Inmiddels was Maria, de gemalin van den gevangen Reinoud, naar Brabant vertrokken, om er haren zwager, hertog Wenceslaus, ter hulp te roepen. Deze deed een inval in den Bommelerwaard, doch werd door Eduard verdreven, waarna de vrede tot stand kwam. In 1371 bevond Eduard zich in Holland ter voltrekking van het voorgenomen huwelijk, doch daar er juist een oorlog uitbarstte tusschen den hertog van Gulik en den hertog van Brabant, snelde hij eerstgenoemde ter hulp en deed hem eene glansrjjke overwinning behalen. Ook Eduard echter verloor hierbij het leven; volgens sommigen in het strijdgewoel, volgens anderen door een zijner gunstelingen, Herman Bier van Heeze, die, door jalousie of wraakzucht gedreven, hem eene doodelijke wond toebragt, toen hij na het gevecht zich van zijn helm ontdeed, om lucht te scheppen. Hij was een werkzaam en voortvarend vorst, die den toestand des land door een groot aantal nuttige instellingen verbeterd heeft.
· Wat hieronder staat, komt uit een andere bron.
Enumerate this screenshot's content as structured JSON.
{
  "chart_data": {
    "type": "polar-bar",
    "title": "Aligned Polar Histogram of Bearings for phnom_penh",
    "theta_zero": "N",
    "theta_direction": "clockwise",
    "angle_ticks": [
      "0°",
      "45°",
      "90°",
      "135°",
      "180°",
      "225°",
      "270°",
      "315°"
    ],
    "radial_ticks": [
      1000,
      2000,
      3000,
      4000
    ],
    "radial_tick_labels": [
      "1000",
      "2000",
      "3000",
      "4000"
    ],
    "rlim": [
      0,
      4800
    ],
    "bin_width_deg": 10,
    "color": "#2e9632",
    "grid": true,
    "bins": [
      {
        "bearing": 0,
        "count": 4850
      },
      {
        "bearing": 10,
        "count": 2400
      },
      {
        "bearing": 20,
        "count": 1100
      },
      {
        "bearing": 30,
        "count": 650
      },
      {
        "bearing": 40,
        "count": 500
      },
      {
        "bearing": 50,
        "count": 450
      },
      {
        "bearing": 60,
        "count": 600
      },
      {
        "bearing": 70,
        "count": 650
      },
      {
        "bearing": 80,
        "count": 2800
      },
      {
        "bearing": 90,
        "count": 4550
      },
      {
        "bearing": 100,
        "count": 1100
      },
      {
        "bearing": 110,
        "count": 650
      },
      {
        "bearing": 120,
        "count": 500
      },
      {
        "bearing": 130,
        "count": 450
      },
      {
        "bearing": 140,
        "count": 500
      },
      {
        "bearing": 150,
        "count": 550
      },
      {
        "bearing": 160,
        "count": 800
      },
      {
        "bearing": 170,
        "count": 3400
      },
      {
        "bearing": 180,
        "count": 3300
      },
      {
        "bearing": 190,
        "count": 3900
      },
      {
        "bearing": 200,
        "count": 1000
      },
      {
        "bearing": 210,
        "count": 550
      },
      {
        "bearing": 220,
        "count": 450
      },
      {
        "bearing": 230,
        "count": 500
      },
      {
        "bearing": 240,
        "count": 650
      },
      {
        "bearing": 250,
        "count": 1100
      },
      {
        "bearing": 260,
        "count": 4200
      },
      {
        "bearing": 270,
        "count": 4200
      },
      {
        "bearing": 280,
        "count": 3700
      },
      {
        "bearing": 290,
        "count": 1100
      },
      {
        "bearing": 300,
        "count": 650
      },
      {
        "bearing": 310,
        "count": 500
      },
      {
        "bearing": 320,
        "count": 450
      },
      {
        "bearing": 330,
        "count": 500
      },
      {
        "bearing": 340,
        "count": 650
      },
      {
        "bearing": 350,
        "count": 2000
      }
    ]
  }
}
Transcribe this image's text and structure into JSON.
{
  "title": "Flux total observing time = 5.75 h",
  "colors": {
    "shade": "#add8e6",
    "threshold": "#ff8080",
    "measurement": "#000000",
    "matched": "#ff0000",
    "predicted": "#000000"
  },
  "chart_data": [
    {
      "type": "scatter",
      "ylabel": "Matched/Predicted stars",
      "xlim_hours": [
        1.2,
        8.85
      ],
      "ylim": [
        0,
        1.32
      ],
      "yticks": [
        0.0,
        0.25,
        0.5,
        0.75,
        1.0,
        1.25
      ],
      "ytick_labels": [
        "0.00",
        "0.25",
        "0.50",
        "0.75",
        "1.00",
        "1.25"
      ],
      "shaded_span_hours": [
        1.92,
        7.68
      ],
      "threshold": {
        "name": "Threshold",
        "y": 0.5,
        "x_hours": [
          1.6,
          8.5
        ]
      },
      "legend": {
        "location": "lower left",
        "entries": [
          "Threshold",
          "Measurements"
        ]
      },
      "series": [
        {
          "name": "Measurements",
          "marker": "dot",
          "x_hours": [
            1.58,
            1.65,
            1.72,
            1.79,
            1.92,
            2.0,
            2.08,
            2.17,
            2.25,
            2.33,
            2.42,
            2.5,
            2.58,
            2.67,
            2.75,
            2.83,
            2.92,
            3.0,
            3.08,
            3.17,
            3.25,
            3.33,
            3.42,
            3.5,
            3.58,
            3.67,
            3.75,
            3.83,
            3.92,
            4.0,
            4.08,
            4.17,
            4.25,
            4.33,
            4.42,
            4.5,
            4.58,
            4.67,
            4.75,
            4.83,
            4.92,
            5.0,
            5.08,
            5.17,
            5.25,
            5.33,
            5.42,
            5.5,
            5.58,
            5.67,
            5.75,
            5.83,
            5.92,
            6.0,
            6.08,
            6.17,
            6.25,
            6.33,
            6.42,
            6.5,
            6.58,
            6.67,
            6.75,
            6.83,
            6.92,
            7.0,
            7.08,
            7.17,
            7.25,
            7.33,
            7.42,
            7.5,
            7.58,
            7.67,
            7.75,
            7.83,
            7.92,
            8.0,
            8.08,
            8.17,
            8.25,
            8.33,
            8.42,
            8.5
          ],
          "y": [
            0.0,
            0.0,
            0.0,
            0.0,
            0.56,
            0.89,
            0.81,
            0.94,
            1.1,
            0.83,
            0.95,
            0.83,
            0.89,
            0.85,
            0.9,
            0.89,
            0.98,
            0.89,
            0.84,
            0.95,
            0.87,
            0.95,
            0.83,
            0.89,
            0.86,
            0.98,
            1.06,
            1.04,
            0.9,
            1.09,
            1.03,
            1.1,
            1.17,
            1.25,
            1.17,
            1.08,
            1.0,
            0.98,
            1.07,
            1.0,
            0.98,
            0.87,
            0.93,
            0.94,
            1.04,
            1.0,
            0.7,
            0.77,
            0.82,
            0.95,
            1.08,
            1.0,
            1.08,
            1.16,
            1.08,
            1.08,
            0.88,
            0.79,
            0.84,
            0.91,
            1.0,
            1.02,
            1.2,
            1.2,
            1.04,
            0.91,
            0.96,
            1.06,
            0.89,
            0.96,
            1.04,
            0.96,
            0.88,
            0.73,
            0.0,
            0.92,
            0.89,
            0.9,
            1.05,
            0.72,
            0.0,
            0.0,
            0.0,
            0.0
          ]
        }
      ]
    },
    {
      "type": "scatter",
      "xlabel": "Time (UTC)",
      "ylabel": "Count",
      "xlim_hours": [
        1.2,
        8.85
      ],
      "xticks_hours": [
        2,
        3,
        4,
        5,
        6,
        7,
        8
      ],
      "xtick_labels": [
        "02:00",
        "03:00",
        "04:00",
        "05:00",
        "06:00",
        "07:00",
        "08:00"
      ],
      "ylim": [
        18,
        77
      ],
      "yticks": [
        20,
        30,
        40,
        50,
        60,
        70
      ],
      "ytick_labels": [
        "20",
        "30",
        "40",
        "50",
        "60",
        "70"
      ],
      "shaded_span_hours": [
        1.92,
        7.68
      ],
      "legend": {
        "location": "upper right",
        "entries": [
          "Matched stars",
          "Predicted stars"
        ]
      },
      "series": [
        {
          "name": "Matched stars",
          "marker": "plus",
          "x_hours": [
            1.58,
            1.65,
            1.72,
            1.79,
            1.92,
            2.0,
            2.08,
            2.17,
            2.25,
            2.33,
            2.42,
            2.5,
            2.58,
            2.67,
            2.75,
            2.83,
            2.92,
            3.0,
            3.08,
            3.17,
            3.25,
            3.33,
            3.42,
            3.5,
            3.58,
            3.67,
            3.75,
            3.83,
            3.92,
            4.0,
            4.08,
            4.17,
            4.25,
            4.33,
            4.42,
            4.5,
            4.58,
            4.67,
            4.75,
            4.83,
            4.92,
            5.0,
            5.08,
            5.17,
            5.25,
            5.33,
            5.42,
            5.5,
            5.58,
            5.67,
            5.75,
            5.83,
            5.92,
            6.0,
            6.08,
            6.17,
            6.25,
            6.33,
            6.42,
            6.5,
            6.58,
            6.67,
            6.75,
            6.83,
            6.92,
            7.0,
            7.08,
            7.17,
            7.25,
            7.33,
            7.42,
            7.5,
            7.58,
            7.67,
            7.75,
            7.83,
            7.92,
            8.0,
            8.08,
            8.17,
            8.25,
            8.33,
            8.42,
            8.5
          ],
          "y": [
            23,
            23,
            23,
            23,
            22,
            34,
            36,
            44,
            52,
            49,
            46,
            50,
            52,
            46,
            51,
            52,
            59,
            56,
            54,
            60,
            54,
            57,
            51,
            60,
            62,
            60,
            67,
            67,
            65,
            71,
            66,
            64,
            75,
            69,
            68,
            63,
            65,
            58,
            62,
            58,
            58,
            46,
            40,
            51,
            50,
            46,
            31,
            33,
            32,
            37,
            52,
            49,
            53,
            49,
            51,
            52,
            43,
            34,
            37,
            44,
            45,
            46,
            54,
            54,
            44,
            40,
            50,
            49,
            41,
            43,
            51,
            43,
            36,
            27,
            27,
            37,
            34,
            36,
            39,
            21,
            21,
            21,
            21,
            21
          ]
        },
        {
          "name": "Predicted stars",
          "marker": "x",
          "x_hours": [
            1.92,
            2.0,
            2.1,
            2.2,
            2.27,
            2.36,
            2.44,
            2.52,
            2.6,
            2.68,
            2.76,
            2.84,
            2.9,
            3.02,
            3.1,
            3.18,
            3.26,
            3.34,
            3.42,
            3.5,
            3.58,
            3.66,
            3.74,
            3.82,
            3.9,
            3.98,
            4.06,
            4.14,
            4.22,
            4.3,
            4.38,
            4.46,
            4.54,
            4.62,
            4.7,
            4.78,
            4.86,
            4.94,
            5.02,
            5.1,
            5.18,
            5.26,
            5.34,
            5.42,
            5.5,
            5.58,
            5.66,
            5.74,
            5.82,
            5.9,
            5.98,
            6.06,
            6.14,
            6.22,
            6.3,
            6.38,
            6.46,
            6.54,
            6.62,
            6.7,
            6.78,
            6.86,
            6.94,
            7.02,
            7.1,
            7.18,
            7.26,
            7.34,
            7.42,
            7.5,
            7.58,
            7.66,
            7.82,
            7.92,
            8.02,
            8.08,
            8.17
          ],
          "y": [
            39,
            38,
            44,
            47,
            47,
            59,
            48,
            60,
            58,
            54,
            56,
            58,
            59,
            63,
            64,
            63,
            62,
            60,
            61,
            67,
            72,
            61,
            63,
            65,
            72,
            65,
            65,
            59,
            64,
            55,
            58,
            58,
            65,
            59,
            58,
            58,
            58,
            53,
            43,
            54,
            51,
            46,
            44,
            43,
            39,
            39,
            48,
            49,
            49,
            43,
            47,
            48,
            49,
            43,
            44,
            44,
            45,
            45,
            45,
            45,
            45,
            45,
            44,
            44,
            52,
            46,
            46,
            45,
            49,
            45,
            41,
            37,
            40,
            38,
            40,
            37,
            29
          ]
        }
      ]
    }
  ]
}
Een prins van Saksen-Altenburg, namelijk:

Eduard Karl Wilhelm Christian, prins van Saksen-Altenburg, den jongsten zoon van hertog Frederik van Saksen-Hildburghausen. Hij werd geboren te Hildburghausen den 4den Julij 1804, vertrok in Beijersche dienst als commandant eener divisie chevaux-legers naar Griekenland, en zag zich hier benoemd tot gouverneur van Nauplia. In 1834 keerde hij naar Duitschland terug en was er in 1848 opgeklommen tot den rang van luitenant-generaal en gouverneur van München. In 1849 ging hij met eene Beijersche Brigade naar Sleeswijk-Holstein en veroverde er de Düppeler schansen. Hij overleed te Munchen den 16den Mei 1852.